AlphaFold has actually had a big impact on our work. In our molecule design projects, we’re focused on creating compounds that can interact well with target proteins — so having good binding affinity is key. We’re not doing wet lab experiments ourselves; everything happens in a simulated environment, and those simulations rely on predicted 3-dimensional protein structures. That’s where AlphaFold comes in — we use the structures it predicts as input for our optimization process.

I’m not working directly on AlphaFold — that part is handled by other researchers — but our results really depend on how accurate those predictions are. If AlphaFold gives us poor protein structures, our molecule designs won’t be very effective either.

Overall, AlphaFold has really pushed the field forward. It’s made protein structure prediction more accessible, helped our area grow, and also brought in more attention and funding, which has definitely helped.

Final question, do you have any interesting hobbies or interests outside of AI?

Yeah, I’m really into Formula One — I try to follow the races whenever I can, and I also do a bit of sim racing myself. I also really enjoy boxing. I used to box when I was younger, and I picked it up again during my first two years in Japan, but then I got injured, so I had to take a break. I’m hoping to make a comeback soon though! Earlier I mentioned how a PhD can be mentally challenging, and I feel like boxing is the same — it’s not just about physical strength. It’s also about how well you can stay calm, read your opponent, and manage your emotions in a really intense setting. It’s just you and the other person in a small space — very psychological.
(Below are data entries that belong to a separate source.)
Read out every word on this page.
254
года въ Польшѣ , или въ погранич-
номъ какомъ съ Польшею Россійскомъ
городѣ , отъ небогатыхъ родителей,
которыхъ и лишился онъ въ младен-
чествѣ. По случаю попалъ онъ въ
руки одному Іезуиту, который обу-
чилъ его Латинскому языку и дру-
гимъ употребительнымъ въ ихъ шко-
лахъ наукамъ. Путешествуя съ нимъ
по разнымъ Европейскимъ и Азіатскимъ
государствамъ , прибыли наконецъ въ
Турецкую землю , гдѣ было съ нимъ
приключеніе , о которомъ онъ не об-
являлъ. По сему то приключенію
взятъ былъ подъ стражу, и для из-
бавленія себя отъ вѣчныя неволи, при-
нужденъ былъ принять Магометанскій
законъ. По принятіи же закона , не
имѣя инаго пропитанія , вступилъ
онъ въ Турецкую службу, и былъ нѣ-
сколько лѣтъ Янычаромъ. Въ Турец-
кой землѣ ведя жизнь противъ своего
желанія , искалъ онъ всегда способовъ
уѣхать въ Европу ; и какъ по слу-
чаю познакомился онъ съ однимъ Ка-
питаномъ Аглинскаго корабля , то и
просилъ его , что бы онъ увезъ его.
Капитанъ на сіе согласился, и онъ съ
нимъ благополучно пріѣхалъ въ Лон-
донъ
That’s one of the things I love about it.

About Onur

Onur Boyar is a PhD candidate at Nagoya University in Japan and a researcher at RIKEN. His research focuses on the design of novel molecules and crystals using generative models, latent space representations, and advanced optimization techniques such as Bayesian optimization. Prior to his doctoral studies, he worked as a data scientist at several companies, gaining hands-on experience in applied machine learning. He got his Bachelor’s and Master’s degrees from Boğaziçi University, Turkey. Onur is passionate about leveraging AI to accelerate scientific discovery, particularly in the fields of chemistry and materials science.